McKinsey Company have just released a report on the emerging future of big data. Given that so much has been written about big data in business circles, it’s very refreshing to see an study of this length. Here at CTOVision, we’ll be looking at bite-sized pieces of interest to CTOs and CIOs. Given our focus on mobile device management and mobile apps, it’s very heartening to see that McKinsey has looked specifically at the potential of personal location data to generate value.

McKinsey has estimated that the growing penetration of mobile devices with GPS-enabled tracking can enable a range of geolocation based services, valued at an estimated $100 billion over the next ten years. Personal location data is a function of the growth of smartphone penetration,as 2010 saw the use of 600 million devices with a projected growth rate of 20 percent per year. But this is far more than just more people with mobile devices–it’s also stronger personal location technologies that can determine personal location from within buildings where GPS signals are very weak. Location data is becoming more accurate and useful, especially to mobile developers:

Services such as Skyhook have mapped the physical location of various Wi-Fi networks that broadcast their identity (service set identifier, or SSID) and therefore allow a mobile device to correlate the Wi-Fi networks it detects with a physical location. …. Shopkick is a mobile phone application that allows merchants to track their customers from the moment they walk into a store by picking up inaudible sounds emitted by in-store devices on the mobile phone’s microphone. Another example of such innovation is UK-based company Path Intelligence, which can track foot traffic within malls or amusement parks by passively monitoring identification signals sent by individual mobile phones.
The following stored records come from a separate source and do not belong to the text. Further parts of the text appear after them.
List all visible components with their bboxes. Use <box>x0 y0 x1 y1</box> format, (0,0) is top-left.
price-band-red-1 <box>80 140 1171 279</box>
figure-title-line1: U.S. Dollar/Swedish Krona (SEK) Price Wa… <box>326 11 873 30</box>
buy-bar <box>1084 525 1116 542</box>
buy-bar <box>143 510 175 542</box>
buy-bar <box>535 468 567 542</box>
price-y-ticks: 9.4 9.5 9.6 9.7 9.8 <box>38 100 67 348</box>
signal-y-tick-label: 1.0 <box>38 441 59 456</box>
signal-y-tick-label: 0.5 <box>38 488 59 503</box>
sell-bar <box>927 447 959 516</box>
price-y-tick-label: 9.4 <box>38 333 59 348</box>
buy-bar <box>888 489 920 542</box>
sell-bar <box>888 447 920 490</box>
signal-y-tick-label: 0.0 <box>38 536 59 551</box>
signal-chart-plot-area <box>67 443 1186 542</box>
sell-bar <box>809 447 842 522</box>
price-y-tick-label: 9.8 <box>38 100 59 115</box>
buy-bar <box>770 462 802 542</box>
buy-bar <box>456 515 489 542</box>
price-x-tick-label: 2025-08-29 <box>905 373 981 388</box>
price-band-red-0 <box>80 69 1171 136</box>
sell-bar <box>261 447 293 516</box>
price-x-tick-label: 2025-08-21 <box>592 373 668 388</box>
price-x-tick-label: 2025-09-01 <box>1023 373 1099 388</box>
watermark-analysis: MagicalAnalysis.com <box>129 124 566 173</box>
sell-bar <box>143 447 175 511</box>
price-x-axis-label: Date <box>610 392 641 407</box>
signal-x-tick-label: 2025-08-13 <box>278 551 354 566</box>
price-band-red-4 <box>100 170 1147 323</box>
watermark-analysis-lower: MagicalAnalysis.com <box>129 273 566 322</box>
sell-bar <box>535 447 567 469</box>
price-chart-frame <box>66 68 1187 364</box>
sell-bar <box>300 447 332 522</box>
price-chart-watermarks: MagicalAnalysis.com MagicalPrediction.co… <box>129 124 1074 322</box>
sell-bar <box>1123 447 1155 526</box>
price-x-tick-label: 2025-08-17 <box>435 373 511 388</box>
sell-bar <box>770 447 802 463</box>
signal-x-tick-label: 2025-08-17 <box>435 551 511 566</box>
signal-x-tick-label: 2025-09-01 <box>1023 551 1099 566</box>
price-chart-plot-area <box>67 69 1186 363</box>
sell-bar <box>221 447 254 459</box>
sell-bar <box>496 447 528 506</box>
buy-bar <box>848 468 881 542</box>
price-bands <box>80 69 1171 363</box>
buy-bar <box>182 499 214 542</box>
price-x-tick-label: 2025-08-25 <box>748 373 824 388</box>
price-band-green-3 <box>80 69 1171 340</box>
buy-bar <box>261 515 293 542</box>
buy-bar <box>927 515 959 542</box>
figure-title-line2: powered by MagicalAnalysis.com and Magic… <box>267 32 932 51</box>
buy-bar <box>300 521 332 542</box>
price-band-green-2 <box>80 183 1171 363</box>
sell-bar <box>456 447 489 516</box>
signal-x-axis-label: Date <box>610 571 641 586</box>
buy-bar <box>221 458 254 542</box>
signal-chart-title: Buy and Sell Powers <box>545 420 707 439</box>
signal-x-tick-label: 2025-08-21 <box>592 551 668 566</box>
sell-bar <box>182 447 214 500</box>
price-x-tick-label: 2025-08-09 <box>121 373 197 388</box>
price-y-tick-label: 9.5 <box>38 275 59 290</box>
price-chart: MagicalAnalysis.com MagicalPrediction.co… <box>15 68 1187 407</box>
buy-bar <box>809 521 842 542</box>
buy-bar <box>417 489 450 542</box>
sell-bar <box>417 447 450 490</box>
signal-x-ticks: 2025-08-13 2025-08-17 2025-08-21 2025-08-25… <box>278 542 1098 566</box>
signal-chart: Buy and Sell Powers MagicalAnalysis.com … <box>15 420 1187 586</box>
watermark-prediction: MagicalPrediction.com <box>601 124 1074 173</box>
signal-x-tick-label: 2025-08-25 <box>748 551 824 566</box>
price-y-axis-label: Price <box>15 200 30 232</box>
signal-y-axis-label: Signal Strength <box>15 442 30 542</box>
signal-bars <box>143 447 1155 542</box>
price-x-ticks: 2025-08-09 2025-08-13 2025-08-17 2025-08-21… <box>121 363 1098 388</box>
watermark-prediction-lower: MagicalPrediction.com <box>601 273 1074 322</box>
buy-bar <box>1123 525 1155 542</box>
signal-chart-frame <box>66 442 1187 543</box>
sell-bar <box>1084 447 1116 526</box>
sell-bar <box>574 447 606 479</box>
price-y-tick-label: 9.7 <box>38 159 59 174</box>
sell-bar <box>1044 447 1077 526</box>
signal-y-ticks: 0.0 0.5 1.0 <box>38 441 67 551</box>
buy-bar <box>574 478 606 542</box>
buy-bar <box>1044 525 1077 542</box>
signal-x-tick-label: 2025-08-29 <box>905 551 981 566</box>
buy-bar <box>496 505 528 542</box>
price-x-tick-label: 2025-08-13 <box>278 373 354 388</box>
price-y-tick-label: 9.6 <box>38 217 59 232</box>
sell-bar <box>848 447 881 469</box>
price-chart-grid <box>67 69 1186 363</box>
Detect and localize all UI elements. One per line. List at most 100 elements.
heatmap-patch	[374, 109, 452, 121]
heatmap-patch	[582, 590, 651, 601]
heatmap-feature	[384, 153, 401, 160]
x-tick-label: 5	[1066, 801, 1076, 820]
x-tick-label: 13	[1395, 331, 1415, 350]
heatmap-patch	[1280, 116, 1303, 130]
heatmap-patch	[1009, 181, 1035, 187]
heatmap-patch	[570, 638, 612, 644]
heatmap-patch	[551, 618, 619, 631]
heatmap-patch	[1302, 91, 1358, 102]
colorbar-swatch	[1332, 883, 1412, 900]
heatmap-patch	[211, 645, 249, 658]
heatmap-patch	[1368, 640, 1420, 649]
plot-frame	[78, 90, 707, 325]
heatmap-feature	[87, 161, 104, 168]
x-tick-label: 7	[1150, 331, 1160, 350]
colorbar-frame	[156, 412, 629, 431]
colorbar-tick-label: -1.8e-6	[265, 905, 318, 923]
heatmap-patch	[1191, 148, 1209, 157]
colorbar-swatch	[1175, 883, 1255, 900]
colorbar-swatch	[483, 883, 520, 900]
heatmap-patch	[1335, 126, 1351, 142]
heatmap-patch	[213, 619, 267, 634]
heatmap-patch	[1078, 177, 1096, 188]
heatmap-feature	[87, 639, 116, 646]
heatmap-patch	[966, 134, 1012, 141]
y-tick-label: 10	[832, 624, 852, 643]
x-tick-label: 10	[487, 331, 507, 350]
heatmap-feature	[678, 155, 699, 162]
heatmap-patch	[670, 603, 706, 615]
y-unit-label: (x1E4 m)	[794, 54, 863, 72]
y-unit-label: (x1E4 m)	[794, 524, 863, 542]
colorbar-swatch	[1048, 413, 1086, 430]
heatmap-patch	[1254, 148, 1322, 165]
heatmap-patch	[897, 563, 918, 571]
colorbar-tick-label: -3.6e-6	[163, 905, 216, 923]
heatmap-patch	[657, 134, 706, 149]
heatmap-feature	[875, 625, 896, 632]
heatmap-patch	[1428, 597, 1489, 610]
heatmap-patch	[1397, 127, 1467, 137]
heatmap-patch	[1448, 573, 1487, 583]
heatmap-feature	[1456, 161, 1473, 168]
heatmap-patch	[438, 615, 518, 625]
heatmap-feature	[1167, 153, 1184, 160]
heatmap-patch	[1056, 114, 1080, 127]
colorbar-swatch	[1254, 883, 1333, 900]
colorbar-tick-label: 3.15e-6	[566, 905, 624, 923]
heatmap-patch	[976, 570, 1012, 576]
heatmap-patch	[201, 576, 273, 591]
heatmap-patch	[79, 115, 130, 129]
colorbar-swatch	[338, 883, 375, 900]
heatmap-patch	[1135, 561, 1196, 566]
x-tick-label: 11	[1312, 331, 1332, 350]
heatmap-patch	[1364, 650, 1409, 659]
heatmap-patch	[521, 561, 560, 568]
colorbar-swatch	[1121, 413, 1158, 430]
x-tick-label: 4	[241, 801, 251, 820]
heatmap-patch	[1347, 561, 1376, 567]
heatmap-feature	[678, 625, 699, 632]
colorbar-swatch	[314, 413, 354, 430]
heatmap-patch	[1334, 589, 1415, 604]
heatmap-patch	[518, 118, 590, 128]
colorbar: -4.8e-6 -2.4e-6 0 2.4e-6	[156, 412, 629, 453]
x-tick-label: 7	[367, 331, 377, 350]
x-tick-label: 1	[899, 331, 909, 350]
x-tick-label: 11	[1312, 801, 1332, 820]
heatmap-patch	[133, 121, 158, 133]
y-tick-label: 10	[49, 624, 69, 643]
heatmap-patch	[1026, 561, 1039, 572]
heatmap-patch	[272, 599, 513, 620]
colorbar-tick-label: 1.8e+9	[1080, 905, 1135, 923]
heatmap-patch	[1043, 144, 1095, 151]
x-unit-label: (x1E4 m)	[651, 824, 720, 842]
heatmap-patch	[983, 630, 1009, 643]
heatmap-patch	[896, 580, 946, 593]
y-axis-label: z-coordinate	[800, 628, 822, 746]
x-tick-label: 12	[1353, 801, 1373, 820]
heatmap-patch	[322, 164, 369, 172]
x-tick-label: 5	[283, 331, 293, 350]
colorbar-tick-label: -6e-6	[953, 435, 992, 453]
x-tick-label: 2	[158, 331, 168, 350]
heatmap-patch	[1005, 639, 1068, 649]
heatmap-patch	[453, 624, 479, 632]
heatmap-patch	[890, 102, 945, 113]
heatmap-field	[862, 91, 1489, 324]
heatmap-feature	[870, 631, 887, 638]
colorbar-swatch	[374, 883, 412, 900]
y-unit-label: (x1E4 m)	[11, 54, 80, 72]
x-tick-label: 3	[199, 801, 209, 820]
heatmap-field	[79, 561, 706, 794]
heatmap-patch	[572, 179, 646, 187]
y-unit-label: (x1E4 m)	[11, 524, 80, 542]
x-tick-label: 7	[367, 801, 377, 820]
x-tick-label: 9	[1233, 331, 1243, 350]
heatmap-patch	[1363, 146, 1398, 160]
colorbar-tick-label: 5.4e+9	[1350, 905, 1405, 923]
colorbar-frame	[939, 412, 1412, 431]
Some existing and projected applications for personal location data the report covers:

  • Smart routing providing advanced internal navigation systems with up-to-date information on road and weather conditions, also providing reams of data to a central server that can better measure and analyze the dynamics of congestion.
  • Mobile phone location-based services like Loopt, geotargeted advertising, collaborative augmented reality gaming, and collaborative military simulations and gaming.
  • Electronic toll collection- imagine “a mobile phone [that] could locate the vehicle and tollbooth, pay the toll, and charge it to the user’s phone bill, eliminating the need for separate transponder devices and additional bill payment accounts.”
  • Vehicle telematics (GPS systems that are truly “smart” in their ability to send and receive data) that enable more efficient emergency response and more accurate insurance pricing based on user behavior analytics,
  • Granular data for urban planners, designers, and retailers on congestion and flow dynamics in both large and small-scale systems ranging from the local traffic stop to an entire mall complex.
  • Business intelligence based on data on shopping patterns, traffic density, and speed matched with existing big data information on demographics and historical trends.